The power of a GIS is in the data analysis. Without data, all the bells and whistles of GIS are just that.
The effort to bring stable, accurate data is an enormous one for any GIS. Data development and maintenance is the most costly, labor intensive part of developing a GIS.
There are several ways in which to bring spatial data into a GIS. This article provides a brief overview of some of the more common methods.
The paper map is attached by tape to a digitizing table (or tablet as the smaller digitizers are known). Usually between 4-6 initial points of which the coordinates are known are logged. Optimally these points are such locations as the intersections of graticule lines.
In the absence of an overlying grid system, points are taken from identifiable locations such as street intersections or landmarks.
Using the Puck to Digitize Paper Maps
The data is then digitized by tracing the features of interest with a mouse-like hand-held device called a puck. Once all the features are traced, the newly acquired data is transformed from table units (the coordinates of the digitizing table) to real world units using an algorithm.
This algorithm takes the known table coordinates of the initial points and warps the data to match the real world coordinates assigned to those points.
The error in the adjustment from the table units to real world coordinates is called the RMS error. Results are reported as root-mean-square (RMS) error and average error. The RMS value reflects the range of the error; the precision of the digitized data.
Factors contributing to this error can be human error, shrinkage or physical alteration of the paper map and projection differences.
Heads up digitizing
With the proliferation of low cost sources of digital imagery and large format scanners, heads up digitizing is becoming a popular method of digital conversion. Also know as on-screen digitizing, this method involves digitizing directly on top of an orthorectified image such as a satellite image or an aerial photograph on a computer.
The features of interest are traced from the image. The benefit of this over manual digitizing is that no transformation is needed to convert the data into the needed projection. In addition, the level of accuracy of the derived dataset is taken from the initial accuracy of the digital image.
Coordinate Geometry (COGO)
Coordinate geometry is a keyboard-based method of spatial data entry. This method is most commonly used to enter cadastral or land record data.
This method is highly precise as entering the actual survey measurements of the property lines creates the database. Distances and bearings are entered into the GIS from the original surveyor plats. The GIS software builds the digital vector file from these values.
Geocoding is another keyboard-based method. Geocoding uses addresses from a flat file (such as a .dbf file, MS Access database or excel spreadsheet) to create x,y coordinate locations interpolated from a geocodable spatial database. These spatial databases are most commonly street centerline files but can be other types. The resultant geocoded database is a point file. For more information read my article called “Geocoding 101.”
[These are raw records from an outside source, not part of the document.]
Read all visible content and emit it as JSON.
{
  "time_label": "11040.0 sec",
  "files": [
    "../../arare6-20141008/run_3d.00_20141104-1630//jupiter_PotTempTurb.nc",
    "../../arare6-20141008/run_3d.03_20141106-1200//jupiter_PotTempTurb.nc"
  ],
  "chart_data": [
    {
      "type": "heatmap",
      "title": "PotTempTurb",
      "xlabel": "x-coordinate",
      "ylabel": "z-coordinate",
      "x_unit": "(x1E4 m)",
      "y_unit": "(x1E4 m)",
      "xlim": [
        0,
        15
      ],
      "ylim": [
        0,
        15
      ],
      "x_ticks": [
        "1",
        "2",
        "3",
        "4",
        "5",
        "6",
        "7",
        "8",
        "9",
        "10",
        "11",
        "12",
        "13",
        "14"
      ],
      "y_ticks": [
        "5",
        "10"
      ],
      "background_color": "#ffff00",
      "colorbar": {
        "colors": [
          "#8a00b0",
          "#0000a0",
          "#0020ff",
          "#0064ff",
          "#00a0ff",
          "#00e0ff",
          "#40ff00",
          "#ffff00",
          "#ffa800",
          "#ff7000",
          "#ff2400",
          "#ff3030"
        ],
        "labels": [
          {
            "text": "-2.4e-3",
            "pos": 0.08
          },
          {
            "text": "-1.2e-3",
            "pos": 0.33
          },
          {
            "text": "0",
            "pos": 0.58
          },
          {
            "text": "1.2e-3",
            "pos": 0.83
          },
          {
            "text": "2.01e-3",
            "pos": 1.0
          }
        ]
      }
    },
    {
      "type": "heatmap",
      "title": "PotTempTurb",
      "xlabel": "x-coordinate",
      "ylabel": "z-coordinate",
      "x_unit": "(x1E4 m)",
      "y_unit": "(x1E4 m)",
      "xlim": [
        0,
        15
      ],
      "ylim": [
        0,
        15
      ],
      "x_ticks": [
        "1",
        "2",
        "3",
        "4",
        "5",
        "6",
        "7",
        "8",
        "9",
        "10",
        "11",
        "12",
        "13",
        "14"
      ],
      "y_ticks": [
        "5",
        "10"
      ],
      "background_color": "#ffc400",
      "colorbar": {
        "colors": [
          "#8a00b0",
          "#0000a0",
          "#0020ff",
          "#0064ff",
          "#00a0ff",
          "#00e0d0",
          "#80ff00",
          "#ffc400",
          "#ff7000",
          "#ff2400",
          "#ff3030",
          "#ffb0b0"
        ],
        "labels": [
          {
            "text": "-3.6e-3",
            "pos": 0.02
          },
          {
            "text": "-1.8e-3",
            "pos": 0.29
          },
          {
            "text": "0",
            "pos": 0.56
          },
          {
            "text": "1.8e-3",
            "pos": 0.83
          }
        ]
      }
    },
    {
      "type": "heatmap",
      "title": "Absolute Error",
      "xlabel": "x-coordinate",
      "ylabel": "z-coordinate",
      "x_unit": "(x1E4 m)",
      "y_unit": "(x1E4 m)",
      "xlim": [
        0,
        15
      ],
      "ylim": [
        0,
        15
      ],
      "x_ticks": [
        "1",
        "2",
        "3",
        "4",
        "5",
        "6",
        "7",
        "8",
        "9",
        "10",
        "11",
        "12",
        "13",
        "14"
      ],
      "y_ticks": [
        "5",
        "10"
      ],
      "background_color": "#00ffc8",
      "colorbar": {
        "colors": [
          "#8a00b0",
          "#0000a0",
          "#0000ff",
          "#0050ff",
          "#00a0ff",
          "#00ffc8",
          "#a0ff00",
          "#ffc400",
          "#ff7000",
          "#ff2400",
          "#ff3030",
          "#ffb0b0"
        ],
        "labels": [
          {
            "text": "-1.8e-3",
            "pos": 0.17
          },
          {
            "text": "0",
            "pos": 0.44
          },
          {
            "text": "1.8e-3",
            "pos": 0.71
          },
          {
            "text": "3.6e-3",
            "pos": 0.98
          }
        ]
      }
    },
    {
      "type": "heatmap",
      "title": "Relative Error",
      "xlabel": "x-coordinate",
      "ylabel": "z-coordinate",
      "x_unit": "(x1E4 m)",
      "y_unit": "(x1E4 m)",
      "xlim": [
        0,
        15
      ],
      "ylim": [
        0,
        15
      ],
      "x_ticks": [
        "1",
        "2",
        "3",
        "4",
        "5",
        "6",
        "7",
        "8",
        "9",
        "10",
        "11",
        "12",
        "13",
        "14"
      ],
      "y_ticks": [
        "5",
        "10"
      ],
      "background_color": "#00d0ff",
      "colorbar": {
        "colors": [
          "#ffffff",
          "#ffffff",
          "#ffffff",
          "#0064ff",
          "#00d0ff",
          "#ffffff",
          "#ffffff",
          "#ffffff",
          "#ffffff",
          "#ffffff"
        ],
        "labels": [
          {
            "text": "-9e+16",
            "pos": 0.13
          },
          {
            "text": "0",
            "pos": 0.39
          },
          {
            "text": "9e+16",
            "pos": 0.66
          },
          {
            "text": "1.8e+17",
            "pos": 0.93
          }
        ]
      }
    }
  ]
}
Global Positioning Systems (GPS)
GPS is a way to gather accurate linear and point location data. Originally devised in the 1970s by the Department of Defense for military purposes, the current GPS consists of 28 satellites that orbit the earth, transmitting navigational signals.
Through interpolation, these signals received by a data logger can pinpoint the holder’s location. Depending on the unit, the locational accuracy can reach to the millimeter.
Combined with attribute data entered at the time of collection, GPS is a rapid and acccurate method of data collection.
Geodatasets can be derived from digital imagery. Most commonly satellite imagery is utilized in a process called supervised classification in which a user selected a sampling of pixels for which the user knows the type (vegetation species, land use, etc).
Using a classification algorithm, remote sensing software such as ERDAS or ENVI classifies a digital image into these named categories based on the sample pixels. In contrast to the other methods discussed, supervised classification results in a raster dataset.